どうしてもあの日を思い出してしまいますから。
忘れもしない、魔法少女を辞めた日。
私たちは一方的に嬲られる側でした。
「…………貴方のお姉様には抵抗する力も残されておらず……連合側の連中にただ一方的に痛ぶられておりましたの。私を誘い出す為だけに拷問されて、身体の至るところから血を流されて……見るも無残なまでに虐げられていたのです」
「……いきなり、何を……!?」
「私はあのとき何もできませんでした。奴らに一矢報いることさえ叶いませんでしたの。圧倒的な力を前に唯一行えたことと言えば、この身を挺して矛先を向け変えさせることだけ……。
とにかく弱くて脆い自分自身を恨みましたの。そして、冷たくて理不尽なこの世界を呪いましたの。

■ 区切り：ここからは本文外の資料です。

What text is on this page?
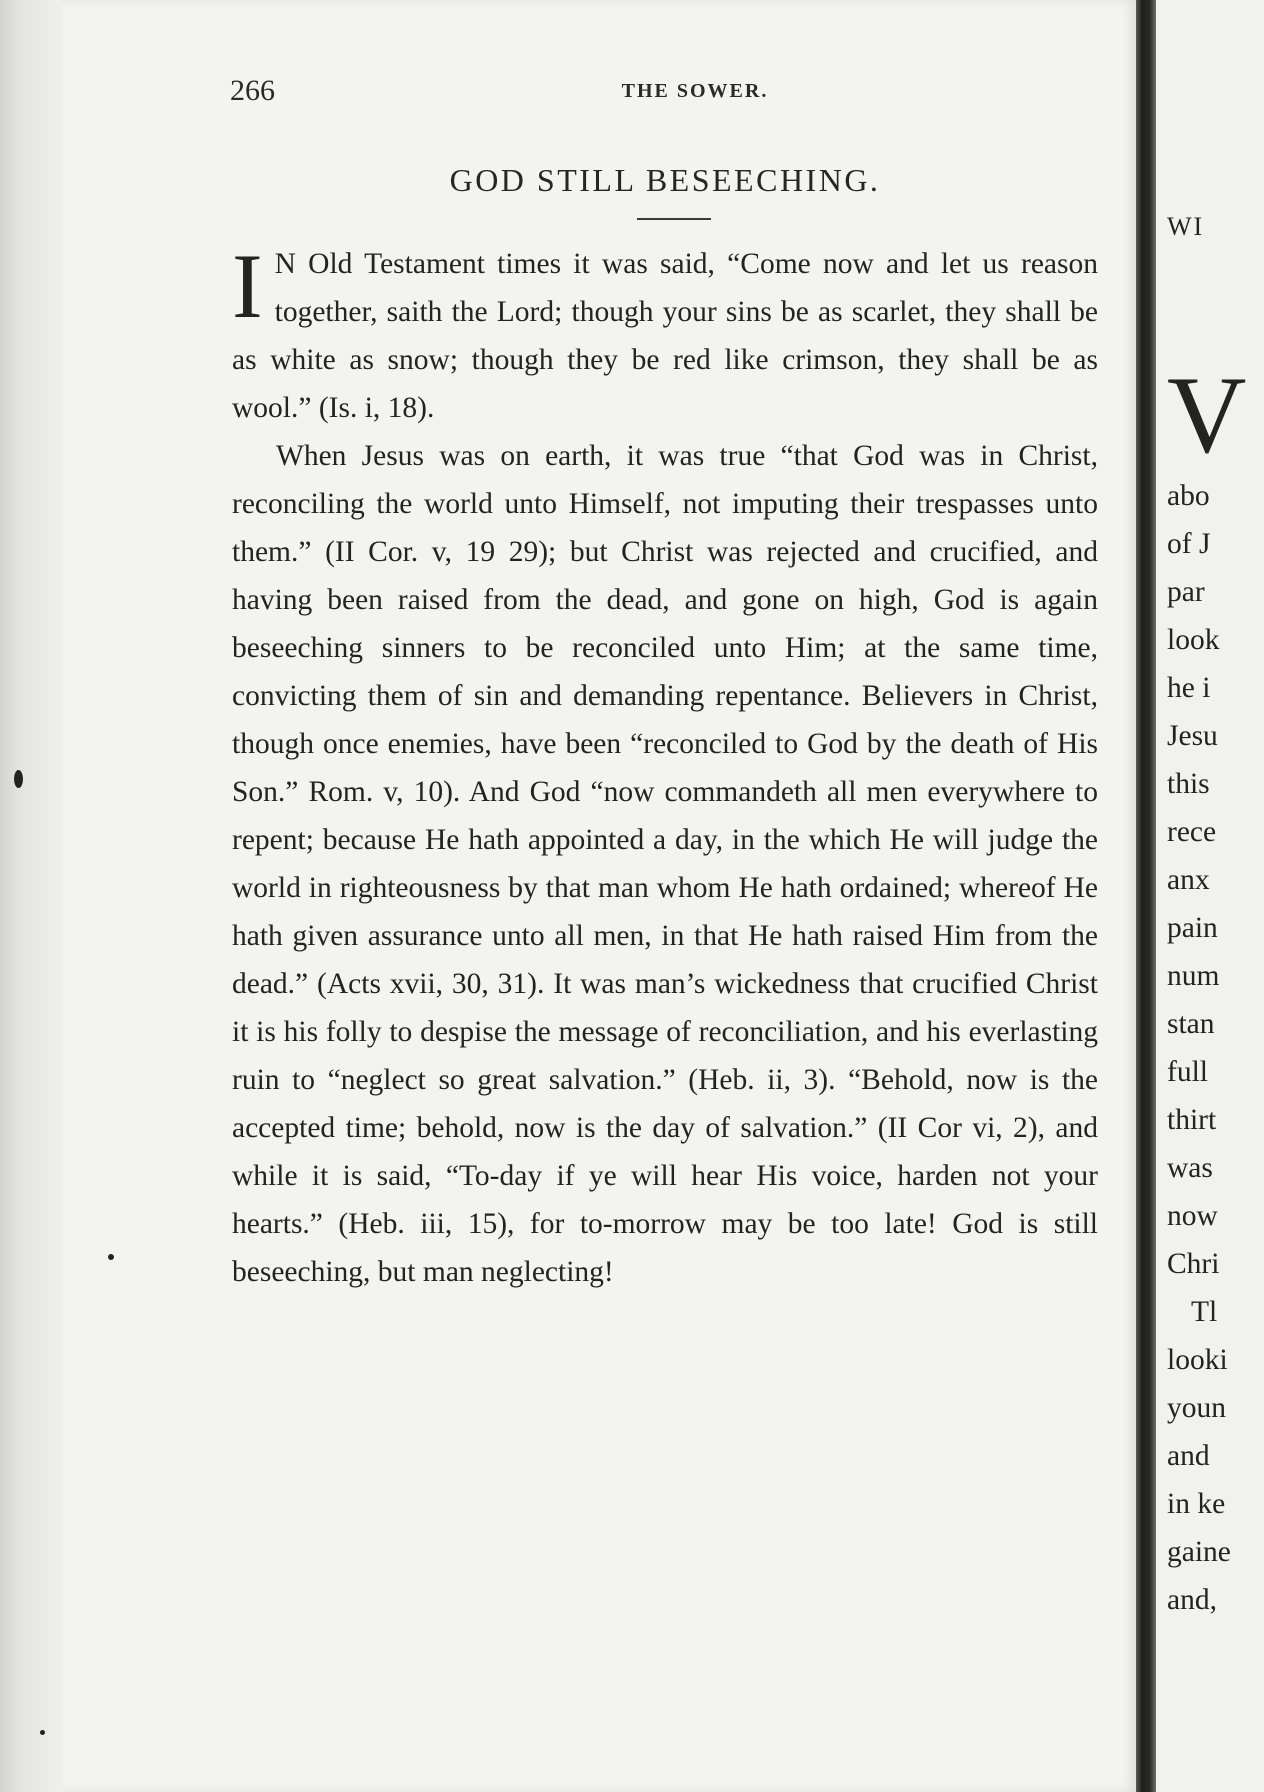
266	THE SOWER.
GOD STILL BESEECHING.

I N Old Testament times it was said, “Come now and let us reason together, saith the Lord; though your sins be as scarlet, they shall be as white as snow; though they be red like crimson, they shall be as wool.” (Is. i, 18).

When Jesus was on earth, it was true “that God was in Christ, reconciling the world unto Himself, not imputing their trespasses unto them.” (II Cor. v, 19 29); but Christ was rejected and crucified, and having been raised from the dead, and gone on high, God is again beseeching sinners to be reconciled unto Him; at the same time, convicting them of sin and demanding repentance. Believers in Christ, though once enemies, have been “reconciled to God by the death of His Son.” Rom. v, 10). And God “now commandeth all men everywhere to repent; because He hath appointed a day, in the which He will judge the world in righteousness by that man whom He hath ordained; whereof He hath given assurance unto all men, in that He hath raised Him from the dead.” (Acts xvii, 30, 31). It was man’s wickedness that crucified Christ it is his folly to despise the message of reconciliation, and his everlasting ruin to “neglect so great salvation.” (Heb. ii, 3). “Behold, now is the accepted time; behold, now is the day of salvation.” (II Cor vi, 2), and while it is said, “To-day if ye will hear His voice, harden not your hearts.” (Heb. iii, 15), for to-morrow may be too late! God is still beseeching, but man neglecting!

WI
V
abo
of J
par
look
he i
Jesu
this
rece
anx
pain
num
stan
full
thirt
was
now
Chri
Tl
looki
youn
and
in ke
gaine
and,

私がいったい何をしたんだろう、私たちがどんな悪事を働いたのだろう、と。答えなんてものはどこにも転がってはおりませんでした」
もしかしたら不死鳥男と一角獣男の気まぐれに弄ばれてしまっただけなのかもしれません。そうであってもそうでなくても、あまりに理不尽すぎだと思いましたの。
魔法少女に嫌気が差していた私ならともかく、保護者のメイドさんが巻き込まれる必要性なんて一ミリもございませんでしたの。
優しくて温かかったあの人に、悪夢のような火の粉が降りかかる必要なんて……ッ!
「不運なんて言葉で片付けたくはありませんの」
気を失われる直前にも、メイドさんは私の無事と自由を祈ってくださいました。今の私は彼女が最後の砦になってくださったからこそ存在していると言っても過言ではないのです。
ヒビの入ったこの心がバリバリに砕け散らないのも、全てはメイドさんが支え留めてくださっていたおかげなんですの……!
おおっと。このお話するのはまだ早かったですわね。
「……ふっふんっ。もしやこの続きが聞きたい感じでして? それでは私の勝ちを、つまりは貴女の負けをお認めなさるということでよろしいんですのよね? プリズムグリ――いえ、亀戸翠さん」
あえてお名前をお呼びいたします。
イービルブルーとプリズムグリーンの対立は一旦終わりにさせてくださいまし。
これより先は、亀戸燦を慕う者と、亀戸燦を慕う妹という関係性でお話を進めさせていただければと思っておりますの。
「……クッ……! 今回だけ、だ。次は絶対……絶対に泣かすッ……!」
「おあいにくっ、涙はほとんど枯れてますの。ちょっとやそっとのことでは水門は開きませんのであしからず」
運命というものは至極真っ当で残酷な存在ですの。だからこそ、どんな手を使ったとしても必死に抗わなければいけないのです。
たとえこの拳を、腫れと痛みとで真っ赤に染め上げてしまったとしても。
翠さんのお手を取って起き上がらせて差し上げます。
小さなお手々は、まだ彼女がいたいけな少女であることをヒシヒシと物語っているような気がいたしました。
バトルの終わりを見届けてくださったのか、花園さんが近くまで駆け寄ってきてくださいます。